Nov. 5-7, 2022, Youngene Therapeutics attends the 2022 American Heart Association Conference (AHA 2022) in Chicago, USA.

During the conference, the company held a special discussions on the clinical development strategy of YG1699 heart failure with world-renowned cardiologists. The participating experts and scholars spoke highly on the clinical and pre-clinical study plans and data of YG1699, and were impressed by the SGLT1 inhibitory activity and human pharmacokinetic advantages of YG1699 in human clinical studies. Compared with dapagliflozin head-to-head clinical data, the advantages are significant. Possessing the characteristics and advantages of a new generation of SGLT products, it is expected to carry best-in-class potential for heart failure and diabetes. At the same time, the experts also provided professional guidance and suggestions on the next clinical development strategy and clinical trial plan of YG1699. Several experts expressed their hope to personally participate in the clinical development of YG1699 for heart failure.

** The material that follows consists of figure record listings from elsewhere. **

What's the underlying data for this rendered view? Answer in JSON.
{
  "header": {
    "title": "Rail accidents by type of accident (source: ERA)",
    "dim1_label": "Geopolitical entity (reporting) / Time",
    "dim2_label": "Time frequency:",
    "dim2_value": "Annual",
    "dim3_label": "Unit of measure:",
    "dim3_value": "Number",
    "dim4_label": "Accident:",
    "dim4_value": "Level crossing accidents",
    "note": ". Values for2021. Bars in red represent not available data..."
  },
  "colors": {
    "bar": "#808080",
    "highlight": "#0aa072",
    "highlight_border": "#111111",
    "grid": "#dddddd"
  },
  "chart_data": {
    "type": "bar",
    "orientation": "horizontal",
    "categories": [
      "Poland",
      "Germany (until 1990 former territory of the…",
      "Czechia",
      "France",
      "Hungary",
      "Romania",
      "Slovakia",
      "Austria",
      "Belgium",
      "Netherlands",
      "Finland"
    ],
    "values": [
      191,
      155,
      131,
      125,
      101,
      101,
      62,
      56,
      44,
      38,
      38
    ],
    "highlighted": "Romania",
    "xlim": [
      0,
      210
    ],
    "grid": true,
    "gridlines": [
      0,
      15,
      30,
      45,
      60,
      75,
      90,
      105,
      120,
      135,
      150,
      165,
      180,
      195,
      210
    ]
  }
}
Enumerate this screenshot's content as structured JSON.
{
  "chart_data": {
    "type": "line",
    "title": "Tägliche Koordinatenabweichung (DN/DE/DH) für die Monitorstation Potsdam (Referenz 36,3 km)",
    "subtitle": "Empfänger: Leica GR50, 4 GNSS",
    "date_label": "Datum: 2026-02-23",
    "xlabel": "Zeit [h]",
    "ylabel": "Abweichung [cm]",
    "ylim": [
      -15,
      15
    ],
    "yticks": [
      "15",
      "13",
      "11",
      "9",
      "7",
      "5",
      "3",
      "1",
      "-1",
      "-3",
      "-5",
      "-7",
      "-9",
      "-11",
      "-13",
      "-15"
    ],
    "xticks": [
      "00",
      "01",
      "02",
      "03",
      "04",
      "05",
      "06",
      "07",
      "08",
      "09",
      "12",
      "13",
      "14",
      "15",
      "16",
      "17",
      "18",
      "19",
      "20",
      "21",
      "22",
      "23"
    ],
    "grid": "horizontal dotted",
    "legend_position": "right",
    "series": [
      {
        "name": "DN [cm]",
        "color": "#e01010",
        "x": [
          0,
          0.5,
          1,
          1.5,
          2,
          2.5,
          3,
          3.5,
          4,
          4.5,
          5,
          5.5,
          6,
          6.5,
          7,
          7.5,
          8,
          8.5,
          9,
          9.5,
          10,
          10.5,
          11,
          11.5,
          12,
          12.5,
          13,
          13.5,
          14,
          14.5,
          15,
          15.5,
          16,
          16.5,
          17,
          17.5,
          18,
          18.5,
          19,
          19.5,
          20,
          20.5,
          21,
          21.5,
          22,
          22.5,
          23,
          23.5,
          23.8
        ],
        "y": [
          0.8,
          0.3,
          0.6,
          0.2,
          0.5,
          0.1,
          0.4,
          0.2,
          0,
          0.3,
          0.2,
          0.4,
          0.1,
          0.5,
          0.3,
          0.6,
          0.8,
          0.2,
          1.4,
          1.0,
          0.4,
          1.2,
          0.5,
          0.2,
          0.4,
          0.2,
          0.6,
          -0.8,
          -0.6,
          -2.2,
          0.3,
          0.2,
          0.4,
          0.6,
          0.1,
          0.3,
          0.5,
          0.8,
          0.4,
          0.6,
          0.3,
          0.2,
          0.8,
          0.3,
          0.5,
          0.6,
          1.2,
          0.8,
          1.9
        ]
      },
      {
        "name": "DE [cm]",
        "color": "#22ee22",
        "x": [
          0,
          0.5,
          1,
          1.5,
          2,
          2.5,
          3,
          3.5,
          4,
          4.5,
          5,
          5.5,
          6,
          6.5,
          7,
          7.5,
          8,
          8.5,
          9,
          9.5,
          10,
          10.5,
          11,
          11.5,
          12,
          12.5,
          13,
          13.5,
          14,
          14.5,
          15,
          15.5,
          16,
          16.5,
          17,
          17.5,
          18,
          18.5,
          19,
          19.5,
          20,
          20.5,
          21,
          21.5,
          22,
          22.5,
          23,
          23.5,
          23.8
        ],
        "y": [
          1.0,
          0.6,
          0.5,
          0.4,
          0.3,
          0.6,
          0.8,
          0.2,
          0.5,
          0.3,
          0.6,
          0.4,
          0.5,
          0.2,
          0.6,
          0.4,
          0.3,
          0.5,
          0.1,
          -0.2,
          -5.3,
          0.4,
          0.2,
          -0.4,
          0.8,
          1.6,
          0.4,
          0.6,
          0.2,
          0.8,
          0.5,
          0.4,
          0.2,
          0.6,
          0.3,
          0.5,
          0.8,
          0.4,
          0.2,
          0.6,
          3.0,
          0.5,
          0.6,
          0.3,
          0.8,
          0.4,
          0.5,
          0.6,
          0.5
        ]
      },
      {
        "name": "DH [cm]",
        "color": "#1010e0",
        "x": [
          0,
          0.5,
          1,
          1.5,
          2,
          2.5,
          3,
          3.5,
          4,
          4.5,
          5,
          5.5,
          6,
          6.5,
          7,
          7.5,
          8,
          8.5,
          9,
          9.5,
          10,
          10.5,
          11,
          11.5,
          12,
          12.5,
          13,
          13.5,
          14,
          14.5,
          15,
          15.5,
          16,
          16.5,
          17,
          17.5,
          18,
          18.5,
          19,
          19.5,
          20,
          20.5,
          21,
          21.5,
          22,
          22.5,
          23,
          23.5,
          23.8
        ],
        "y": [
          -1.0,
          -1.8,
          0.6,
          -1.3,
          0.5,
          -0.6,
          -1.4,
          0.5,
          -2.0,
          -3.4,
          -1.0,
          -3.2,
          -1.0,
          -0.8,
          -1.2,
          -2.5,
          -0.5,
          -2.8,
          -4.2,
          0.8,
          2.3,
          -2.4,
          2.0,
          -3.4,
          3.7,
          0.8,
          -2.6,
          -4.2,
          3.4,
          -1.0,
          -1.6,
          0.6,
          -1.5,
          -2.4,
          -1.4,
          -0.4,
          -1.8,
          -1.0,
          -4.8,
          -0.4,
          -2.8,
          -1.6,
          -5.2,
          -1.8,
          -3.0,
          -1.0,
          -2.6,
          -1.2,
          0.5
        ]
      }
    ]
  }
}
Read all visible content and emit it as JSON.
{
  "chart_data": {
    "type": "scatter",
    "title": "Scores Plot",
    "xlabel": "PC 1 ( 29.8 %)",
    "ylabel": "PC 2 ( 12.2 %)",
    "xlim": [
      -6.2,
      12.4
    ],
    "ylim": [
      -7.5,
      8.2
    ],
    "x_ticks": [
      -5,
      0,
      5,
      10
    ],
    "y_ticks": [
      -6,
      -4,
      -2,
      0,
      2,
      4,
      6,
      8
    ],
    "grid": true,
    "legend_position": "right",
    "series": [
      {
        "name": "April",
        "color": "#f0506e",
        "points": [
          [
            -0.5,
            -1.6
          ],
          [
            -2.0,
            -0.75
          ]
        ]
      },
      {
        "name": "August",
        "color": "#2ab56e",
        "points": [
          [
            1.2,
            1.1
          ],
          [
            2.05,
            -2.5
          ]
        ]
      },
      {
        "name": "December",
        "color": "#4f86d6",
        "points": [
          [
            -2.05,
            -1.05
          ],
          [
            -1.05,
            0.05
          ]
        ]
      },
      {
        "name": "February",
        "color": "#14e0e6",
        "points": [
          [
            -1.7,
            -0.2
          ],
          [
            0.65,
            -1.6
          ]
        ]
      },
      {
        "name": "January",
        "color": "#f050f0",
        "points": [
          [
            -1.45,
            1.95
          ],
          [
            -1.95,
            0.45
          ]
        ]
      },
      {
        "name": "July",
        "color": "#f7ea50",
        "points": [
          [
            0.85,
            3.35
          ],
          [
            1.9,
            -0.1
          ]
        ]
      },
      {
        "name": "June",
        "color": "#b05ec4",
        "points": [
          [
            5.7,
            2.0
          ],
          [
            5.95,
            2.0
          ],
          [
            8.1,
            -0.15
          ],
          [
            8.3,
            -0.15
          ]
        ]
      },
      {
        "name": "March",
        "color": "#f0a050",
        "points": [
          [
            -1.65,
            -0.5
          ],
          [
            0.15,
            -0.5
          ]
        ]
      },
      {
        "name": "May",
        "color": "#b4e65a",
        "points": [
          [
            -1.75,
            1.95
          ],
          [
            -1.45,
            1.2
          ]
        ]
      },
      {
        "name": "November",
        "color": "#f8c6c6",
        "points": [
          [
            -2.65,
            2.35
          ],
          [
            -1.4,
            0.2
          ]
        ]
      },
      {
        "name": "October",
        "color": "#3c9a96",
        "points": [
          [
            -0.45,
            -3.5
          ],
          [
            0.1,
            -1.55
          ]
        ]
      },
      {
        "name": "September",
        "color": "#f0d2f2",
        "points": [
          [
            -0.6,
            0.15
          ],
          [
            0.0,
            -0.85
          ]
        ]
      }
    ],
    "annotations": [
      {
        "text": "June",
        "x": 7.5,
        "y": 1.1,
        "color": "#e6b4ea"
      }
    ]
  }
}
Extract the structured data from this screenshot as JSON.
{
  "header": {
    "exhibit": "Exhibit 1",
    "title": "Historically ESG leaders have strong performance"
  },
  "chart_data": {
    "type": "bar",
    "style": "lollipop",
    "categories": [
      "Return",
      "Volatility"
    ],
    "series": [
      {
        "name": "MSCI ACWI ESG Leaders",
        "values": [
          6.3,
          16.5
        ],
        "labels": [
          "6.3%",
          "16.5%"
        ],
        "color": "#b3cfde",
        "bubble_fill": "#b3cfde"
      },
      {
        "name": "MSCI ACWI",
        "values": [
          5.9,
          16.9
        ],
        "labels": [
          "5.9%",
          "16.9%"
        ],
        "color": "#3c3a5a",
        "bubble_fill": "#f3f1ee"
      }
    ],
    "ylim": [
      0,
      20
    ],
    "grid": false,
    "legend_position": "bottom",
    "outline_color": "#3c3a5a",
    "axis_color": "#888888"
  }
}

YG1699 is a new generation of SGLT1 and SGLT2 dual-inhibitor developed by Youngene, which is currently in phase 2 clinical trials. The data of the clinical IIa study just completed in the United States shows that YG1699 can effectively control postprandial blood sugar and increase endogenous GLP-1 levels. The effect is significantly improved compared to dapagliflozin. As of current, Youngene has had held clinical discussions with the US FDA on heart failure.

About Youngene Therapeutics:

Youngene Therapeutics is a clinical stage biopharmaceutical company. Lead asset YG1699 has completed Phase I and Phase II clinical studies in the US, as well as ethnic bridging studies in China.